We moved again, the engine's note soft, muted, the lights on the facia glowing.
Are they going to interrogate us?
She was shivering, curled against me, her woollen coat soaked from melted snow. One of the guards outside the hut was coughing again, the cold air freezing his lungs.
Not you, no. You don't know enough.
Margaret. Margaret Someone. Jennings? Fenning? Something with 'ing' at the end. In three years you can forget your own name, in this trade.
'Which road are we taking?'
The driver turned his head slightly, his eyes in the mirror. 'Through Barnau. Be an hour, maybe. A bit more.'
Car doors slammed ahead of us. Peaked caps, the angular roofs of low buildings, the silhouette of an alarm siren against the haze beyond.
She can go, the guard said, coming in, his face muffled in wool against the cold. Come on — move! He kicked her foot.

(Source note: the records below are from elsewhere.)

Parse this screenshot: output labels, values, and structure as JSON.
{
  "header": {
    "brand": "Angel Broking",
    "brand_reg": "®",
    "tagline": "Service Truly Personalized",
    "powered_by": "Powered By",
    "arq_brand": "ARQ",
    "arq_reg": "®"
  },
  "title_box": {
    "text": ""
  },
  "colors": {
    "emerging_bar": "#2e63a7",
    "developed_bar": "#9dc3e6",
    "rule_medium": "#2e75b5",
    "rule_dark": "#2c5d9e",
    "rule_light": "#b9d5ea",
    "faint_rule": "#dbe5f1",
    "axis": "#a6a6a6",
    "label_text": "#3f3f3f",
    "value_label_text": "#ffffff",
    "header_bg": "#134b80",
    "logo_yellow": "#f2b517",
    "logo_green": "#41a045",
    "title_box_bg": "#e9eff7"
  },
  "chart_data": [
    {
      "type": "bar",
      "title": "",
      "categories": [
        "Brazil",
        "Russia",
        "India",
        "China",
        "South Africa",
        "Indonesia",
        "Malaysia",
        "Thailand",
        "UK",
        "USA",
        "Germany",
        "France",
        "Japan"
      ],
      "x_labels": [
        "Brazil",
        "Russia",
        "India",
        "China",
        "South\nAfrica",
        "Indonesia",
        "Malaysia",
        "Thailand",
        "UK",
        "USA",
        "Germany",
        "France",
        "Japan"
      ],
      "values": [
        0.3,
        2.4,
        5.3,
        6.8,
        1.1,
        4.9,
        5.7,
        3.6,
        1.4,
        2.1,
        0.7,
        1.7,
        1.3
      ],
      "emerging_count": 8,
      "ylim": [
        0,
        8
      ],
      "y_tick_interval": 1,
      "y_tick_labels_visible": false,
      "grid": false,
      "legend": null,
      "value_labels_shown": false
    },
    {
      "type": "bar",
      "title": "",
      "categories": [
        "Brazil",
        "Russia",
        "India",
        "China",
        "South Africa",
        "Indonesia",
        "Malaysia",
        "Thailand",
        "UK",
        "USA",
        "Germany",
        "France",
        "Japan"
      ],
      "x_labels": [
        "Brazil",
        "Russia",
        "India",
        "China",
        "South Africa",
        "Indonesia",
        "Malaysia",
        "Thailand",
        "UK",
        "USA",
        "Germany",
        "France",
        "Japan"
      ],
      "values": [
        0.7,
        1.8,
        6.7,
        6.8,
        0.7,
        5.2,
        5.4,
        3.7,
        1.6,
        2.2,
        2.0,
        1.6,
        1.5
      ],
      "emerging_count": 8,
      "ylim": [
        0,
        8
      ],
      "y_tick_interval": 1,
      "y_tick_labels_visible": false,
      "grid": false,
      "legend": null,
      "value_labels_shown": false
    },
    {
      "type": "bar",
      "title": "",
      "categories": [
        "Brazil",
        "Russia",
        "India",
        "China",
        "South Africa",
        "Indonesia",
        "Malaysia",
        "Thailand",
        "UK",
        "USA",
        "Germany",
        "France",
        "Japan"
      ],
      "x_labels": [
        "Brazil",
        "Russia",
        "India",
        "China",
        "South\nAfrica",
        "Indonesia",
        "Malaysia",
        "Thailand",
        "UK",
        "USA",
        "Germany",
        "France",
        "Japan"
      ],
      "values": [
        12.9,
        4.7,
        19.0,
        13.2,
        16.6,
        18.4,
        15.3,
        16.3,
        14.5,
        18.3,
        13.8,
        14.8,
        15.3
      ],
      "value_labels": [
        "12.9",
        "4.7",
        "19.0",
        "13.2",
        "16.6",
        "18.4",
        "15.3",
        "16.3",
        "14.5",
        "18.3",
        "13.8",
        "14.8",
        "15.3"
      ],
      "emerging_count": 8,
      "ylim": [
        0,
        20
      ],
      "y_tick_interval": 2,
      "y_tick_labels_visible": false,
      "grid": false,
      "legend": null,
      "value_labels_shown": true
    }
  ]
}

She turned her head to look at me, but I said in English, Don't question it. Get going.
The Mercedes was new, smelling of leather, not the kind of transport you normally get from the Bureau. And a uniformed driver. Perhaps not the Bureau, then, perhaps by courtesy of the General-Secretary. I didn't think this was going to be my kind of thing, too political, too distinguished, not the job for a ferret. But I'd nothing to lose.
We inched forward again, and the peaked caps gathered immediately outside, turned towards a civilian with papers in his gloved hand, orders.
But what about you?
I knew she'd say that.
I can look after myself. Get going, for Christ's sake, before they change their minds.
She struggled to her feet, giving me a last look, her eyes frightened but for me now, not for herself. It makes me feel awful.